FIX GaussianProcessRegression(normalize_y=True).predict(X, return_cov=True) #19706

AidarShakerimoff · 2021-03-17T23:36:46Z

Problem with GPR predictions on multitarget data. Fixes issues #17394 and #18065

What does this fix?

Initially, when a multitarget data was given, the _gpr.py was not able to undo the normalisation of y_cov and y_var in the predict() function (lines 355 and 381). The problem was the fact that the code was trying to multiply two horizontal vectors in both cases and returned error ValueError: operands could not be broadcast together with shapes (a,) (b,) (e.g. number of samples 'a' = 4, number of target components 'b' = 3).
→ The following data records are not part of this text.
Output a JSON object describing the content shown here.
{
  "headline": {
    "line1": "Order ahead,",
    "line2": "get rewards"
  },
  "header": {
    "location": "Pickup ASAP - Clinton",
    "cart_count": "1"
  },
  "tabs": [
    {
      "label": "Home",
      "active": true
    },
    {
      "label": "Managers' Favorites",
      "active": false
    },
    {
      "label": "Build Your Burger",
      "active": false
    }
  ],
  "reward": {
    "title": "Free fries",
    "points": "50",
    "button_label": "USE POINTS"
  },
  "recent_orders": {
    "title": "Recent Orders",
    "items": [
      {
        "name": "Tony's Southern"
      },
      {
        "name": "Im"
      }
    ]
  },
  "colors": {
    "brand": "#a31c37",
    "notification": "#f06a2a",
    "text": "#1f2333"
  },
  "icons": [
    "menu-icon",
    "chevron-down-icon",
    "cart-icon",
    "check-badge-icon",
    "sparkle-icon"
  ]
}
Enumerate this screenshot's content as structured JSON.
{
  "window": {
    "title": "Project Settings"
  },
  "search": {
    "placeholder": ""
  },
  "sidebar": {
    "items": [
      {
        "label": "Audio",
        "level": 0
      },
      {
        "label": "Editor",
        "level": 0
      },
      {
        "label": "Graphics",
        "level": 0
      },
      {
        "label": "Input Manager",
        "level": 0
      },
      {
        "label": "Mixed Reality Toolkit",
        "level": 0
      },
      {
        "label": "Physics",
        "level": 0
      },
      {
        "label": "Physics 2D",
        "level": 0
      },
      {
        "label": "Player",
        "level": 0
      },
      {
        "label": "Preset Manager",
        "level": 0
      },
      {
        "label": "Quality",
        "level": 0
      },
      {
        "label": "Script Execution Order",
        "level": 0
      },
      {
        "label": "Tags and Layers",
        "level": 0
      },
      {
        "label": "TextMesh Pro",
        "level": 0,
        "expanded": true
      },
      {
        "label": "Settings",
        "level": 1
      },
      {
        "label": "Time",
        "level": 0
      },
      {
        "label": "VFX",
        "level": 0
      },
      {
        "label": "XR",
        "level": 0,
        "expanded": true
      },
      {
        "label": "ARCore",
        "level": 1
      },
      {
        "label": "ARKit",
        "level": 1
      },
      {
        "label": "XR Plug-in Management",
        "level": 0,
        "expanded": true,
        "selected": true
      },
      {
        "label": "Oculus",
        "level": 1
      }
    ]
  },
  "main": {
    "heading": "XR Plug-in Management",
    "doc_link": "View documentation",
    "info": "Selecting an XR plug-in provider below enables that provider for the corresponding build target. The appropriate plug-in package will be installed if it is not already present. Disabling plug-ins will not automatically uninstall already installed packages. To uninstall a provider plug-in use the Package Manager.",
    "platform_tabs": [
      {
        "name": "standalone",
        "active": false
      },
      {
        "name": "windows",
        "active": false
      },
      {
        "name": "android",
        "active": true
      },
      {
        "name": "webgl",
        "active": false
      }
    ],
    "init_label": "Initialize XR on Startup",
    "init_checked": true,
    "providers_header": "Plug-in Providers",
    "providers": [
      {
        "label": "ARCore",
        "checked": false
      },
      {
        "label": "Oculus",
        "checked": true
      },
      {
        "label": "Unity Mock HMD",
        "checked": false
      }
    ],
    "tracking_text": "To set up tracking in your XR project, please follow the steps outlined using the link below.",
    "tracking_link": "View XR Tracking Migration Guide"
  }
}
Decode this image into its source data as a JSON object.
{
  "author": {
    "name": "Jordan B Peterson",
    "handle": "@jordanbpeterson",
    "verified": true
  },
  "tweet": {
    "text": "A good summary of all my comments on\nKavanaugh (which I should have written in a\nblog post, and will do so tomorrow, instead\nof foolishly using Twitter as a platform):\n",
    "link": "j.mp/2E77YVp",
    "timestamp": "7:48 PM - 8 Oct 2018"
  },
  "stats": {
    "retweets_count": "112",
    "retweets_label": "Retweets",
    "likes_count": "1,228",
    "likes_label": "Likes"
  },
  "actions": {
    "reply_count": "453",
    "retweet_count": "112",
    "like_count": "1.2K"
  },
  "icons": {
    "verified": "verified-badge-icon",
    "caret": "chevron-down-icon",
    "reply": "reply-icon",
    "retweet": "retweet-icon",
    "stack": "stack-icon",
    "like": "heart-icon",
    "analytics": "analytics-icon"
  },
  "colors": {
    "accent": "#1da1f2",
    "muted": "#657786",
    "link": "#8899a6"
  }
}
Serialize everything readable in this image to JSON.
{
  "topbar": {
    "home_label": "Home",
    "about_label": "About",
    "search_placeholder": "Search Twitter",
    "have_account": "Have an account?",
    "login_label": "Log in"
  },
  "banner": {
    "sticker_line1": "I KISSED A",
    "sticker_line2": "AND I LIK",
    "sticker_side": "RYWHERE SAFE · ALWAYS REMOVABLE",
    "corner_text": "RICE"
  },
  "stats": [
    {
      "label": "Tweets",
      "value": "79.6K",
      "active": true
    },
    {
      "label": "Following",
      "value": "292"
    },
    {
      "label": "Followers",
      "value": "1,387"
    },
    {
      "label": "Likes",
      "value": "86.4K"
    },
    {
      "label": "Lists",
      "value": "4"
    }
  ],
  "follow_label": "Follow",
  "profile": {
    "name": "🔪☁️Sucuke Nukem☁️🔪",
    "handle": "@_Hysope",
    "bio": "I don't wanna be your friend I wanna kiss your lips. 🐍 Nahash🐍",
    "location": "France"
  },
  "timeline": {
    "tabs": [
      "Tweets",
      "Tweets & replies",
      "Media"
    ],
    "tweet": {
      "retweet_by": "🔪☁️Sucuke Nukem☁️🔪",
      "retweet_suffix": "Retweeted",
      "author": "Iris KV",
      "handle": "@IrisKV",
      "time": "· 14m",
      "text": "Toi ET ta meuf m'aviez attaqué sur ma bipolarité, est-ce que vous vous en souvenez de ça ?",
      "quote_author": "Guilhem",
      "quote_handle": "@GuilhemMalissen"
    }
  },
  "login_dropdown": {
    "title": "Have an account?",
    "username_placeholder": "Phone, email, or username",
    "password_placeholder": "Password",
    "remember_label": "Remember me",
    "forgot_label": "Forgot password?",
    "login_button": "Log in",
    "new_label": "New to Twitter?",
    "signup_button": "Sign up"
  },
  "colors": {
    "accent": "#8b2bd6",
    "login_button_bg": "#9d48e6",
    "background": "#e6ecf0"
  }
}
I solved this by reshaping the y_var vector and rows ofy_covinto vertical form before multiplication with the y_train_std vector. As a result, we obtain y_std of form(n_samples, n_output_dims)and y_cov of form (n_samples, n_samples, n_output_dims). When targets are single values the undo normalisation is performed as usual.
The solution is based on the solution from Rasmussen and Williams' book for cases when classes of outputs are independent from each other.

Comment

This solution will work only if the target classes are independent.

Problem with GPR predictions on multitarget data.

afonari · 2021-03-18T11:53:33Z

I'm not with merging rights here, but I think you need tests for this one, see bottom of #19703 for a test example.

AidarShakerimoff · 2021-03-18T13:30:02Z

I'm not with merging rights here, but I think you need tests for this one, see bottom of #19703 for a test example.

Thank you, I will do it

cmarmo · 2021-03-18T14:48:32Z

@AidarShakerimoff thanks for your pull request. Linting errors are present. Do you mind running

$ flake8 sklearn/gaussian_process/_gpr.py

on your repository? This will allow you to display all the errors. See also this page for more details about flake8.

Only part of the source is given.